The Ohio Craft Brewers Association is getting into the publishing game.
The group is teaming up with Great Lakes Publishing in Cleveland to release a free 40-page magazine this summer promoting the state’s craft beer industry.
Called the Ohio Craft Beer Guide, the magazine — contingent on selling enough advertising — will include articles, listings of breweries and a centerfold map highlighting Ohio beer trails.
About 100,000 copies are expected to be printed and available at breweries, festivals, retail outlets and beverage stores around the state. It’s planned to be released to coincide with Ohio Brew Week, which runs July 11-19 in Athens.
Thirsty Dog Brewing Co. co-owner John Najeway said the goal is to raise public awareness of Ohio-made beer and “to make it known we’re a force in Ohio.”
“Every time I drive from Akron to Cleveland I see a billboard that says Michigan.org,” he said, referring to a recent advertising campaign in Ohio that promoted Michigan craft breweries. “It pisses me off.”
The Ohio group won’t be the first state craft organization to publish a magazine. The Michigan Brewers Guild has put out Michigan: The Great Beer State for several years.
Great Lakes Publishing produces Cleveland Magazine, Ohio Magazine, Lake Erie Living and Inside Business Magazine.

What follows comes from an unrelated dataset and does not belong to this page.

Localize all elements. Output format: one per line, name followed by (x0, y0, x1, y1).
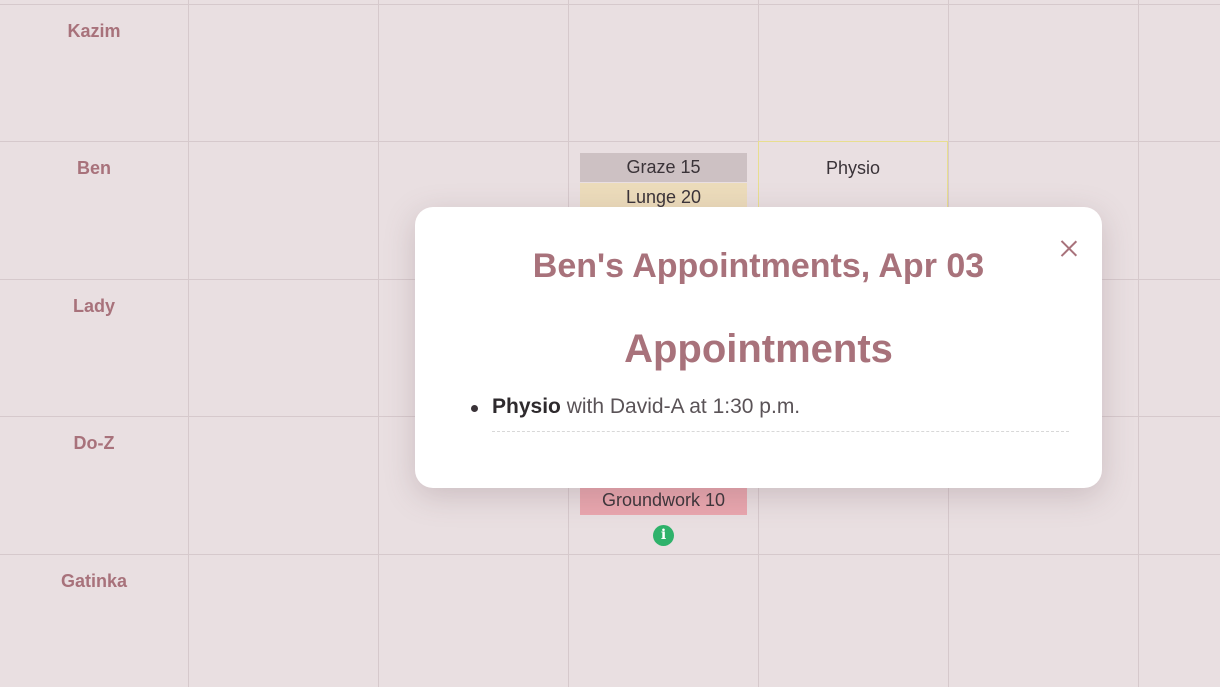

Business just keeps booming for craft brewers.
The Brewers Association reported this week that the craft industry saw an 18 percent increase in volume and 20 percent jump in retail dollar sales last year.
Meanwhile, the craft segment controlled 7.8 percent of the total U.S. beer market by volume in 2013, up from 6.5 percent the previous year, the trade group said. The retail dollar share rose to 14.3 percent and totaled $14.3 billion, up from $11.9 billion in 2012.
The association also reported that the number of breweries in the U.S. last year hit 2,822, with 2,768 of those considered craft. The count includes 413 new breweries opening and 44 closing.
The group estimated that the industry provided 110,273 jobs, an increase of almost 2,000 from the previous year.
Hats off to Main Street, Black Box and Hoppin’ Frog.
The three breweries — from Garrettsville, Westlake and Akron, respectively — took home awards at the Akron Art Museum’s seventh annual Art and Ale beer tasting last week.
A panel of three judges — museum Executive Director Mark Masuoka, museum Board of Trustees member Rory O’Neil and Cleveland Plain Dealer writer Marc Bona — chose Main Street Ma Barker’s Birch Beer, Black Box Abbey Ale and Hoppin’ Frog B.O.R.I.S. the Crusher as the top beers of the evening.
Judges were asked to select the three best beers, with no first, second or third place.
The event, held in the museum atrium, featured more than 10 brewers and locally produced foods.
Masuoka said he enjoys the effort craft brewers put into their labels. “The art side of it has gone wild,” he said. “It’s pretty amazing.”
‘Game of Thrones’
Winks Bar and Grille, 1301 E. 9th St., Cleveland, will host an exclusive launch party for Brewery Ommegang’s new Fire and Blood Red Ale, a beer inspired by the HBO drama Game of Thrones and character Daenerys Targaryen’s three dragons.
The event is from 6 to 10 p.m. March 29. The beer won’t be released nationally to retailers until March 31.
Tickets are $35 and include a Game of Thrones commemorative glass, pours of both Fire and Blood Red Ale and Take the Black Stout, a bottle of Fire and Blood Red Ale signed by Ommegang brewmaster Phil Leinhart, and “a feast fit for a king.”
Tickets are available at http://WinkingLizard.com.
Ohio rocks IPAs
The Buckeye State rocks when it comes to imperial IPAs.
Ohio breweries dominated the recently concluded National Imperial IPA Competition, with the Brew Kettle in Strongsville taking home the crown and three of the final four beers hailing from the state.
The annual competition, sponsored by the Brewing News in Buffalo, N.Y., is run similar to the NCAA March Madness tournament with beers being pitted against each other in a judged tasting until there is only one standing.
The Brew Kettle’s El Lupulo Libr topped Fat Head’s Hop JuJu in the finals. Cleveland’s Great Lakes Chillwave Double IPA also made the final four.
Fat Head’s Brewery, located in Middleburg Heights, also had a strong showing in the National IPA Competition, with its IBUsive making the finals but falling to La Cumbre Project Dank.
Both events were held simultaneously. How tough was the competition? Fat Head’s Head Hunter IPA — a perennial winner at national events — was knocked out in the first round by Big Dog’s Dirty Dog IPA.